Wie reagieren die Menschen in der Öffentlichkeit auf Ihr Äußeres?
Ich merke schon, dass ich merkwürdig angeguckt werde. Doch jeder Mensch hat sein eigenes Kreuz zu tragen. Was mein Leben beschwert ist das Attentat, daher will ich mit allen Menschen über mein Leben und meinen Glauben reden. Ich sehe das Attentat wie das Kreuz, es stellt alles auf den Kopf und verkehrt die Dinge.
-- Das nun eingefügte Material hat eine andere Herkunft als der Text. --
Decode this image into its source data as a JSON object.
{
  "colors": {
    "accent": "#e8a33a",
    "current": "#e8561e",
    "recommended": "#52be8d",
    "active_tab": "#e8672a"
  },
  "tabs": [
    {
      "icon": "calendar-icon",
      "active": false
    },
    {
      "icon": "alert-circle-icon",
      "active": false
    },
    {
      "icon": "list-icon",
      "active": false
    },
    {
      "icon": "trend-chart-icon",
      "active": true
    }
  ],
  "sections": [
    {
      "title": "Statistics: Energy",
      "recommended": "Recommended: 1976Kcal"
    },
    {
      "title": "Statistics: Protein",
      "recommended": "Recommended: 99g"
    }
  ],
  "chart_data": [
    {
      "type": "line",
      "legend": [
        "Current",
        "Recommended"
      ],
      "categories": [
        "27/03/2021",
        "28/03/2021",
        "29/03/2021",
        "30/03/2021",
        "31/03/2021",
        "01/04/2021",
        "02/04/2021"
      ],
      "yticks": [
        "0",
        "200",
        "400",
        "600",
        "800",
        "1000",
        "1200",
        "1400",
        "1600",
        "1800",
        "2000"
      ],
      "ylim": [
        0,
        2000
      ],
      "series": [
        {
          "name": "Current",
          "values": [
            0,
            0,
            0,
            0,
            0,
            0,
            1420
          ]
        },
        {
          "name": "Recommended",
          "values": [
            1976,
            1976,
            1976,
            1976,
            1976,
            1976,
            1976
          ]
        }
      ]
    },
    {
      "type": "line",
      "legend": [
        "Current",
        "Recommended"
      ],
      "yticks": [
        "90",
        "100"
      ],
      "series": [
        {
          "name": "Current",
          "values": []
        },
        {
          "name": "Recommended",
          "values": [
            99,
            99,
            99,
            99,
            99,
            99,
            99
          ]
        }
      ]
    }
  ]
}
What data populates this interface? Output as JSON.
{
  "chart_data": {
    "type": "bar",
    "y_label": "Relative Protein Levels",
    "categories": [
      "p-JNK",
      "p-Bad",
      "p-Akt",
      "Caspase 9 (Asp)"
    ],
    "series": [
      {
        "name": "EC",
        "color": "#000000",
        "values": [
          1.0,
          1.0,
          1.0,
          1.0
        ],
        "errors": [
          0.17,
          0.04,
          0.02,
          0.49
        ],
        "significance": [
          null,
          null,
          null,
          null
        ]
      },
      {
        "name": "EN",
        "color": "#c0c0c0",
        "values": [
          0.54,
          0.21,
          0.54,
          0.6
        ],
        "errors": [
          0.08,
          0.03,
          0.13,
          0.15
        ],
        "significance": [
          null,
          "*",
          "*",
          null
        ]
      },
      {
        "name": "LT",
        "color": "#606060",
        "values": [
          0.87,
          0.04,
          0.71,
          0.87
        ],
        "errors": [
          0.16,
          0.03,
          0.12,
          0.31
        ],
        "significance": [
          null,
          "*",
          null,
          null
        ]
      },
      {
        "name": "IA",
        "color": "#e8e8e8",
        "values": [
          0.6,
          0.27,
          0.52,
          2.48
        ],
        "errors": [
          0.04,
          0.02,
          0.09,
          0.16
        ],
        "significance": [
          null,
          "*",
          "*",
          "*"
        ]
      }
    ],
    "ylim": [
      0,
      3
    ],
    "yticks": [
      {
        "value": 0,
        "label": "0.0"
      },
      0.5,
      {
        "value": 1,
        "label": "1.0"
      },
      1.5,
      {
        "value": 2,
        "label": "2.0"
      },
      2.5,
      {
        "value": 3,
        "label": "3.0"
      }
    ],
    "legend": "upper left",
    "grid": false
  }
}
Was ist Ihr Traum für die Zukunft?
Mein Traum ist, dass die Menschen meine Geschichte kennenlernen. Ich verstehe ich mich als Missionar für den Glauben und die Christenheit auf Sansibar. Ein weiterer Traum wird mir demnächst erfüllt: Der Erzbischof von Paderborn, Hans-Josef Becker, hat Papst Franziskus auf mich aufmerksam gemacht und ich wurde vom Heiligen Vater zu einer Privataudienz am 21. Januar eingeladen. Da ich voraussichtlich im März nach Sansibar zurückkehren werde, erhoffe ich mir aus dieser Begegnung viel Kraft und Segen.
Trotz des Säureattentates wollen Sie also nach Sansibar zurückkehren? Haben Sie keine Angst?
Ich habe keine Angst. Natürlich weiß ich, dass ich auf Sansibar nicht frei leben oder mich frei bewegen kann. Jedoch möchte ich ein Zeichen gegen die fanatischen Islamisten und die Unterdrückungen meiner Mitchristen setzen. Es wäre falsch im sicheren Deutschland zu bleiben.
Vielen Dank für das Gespräch!
* Durch die Redakteure übersetzt aus dem Englischen.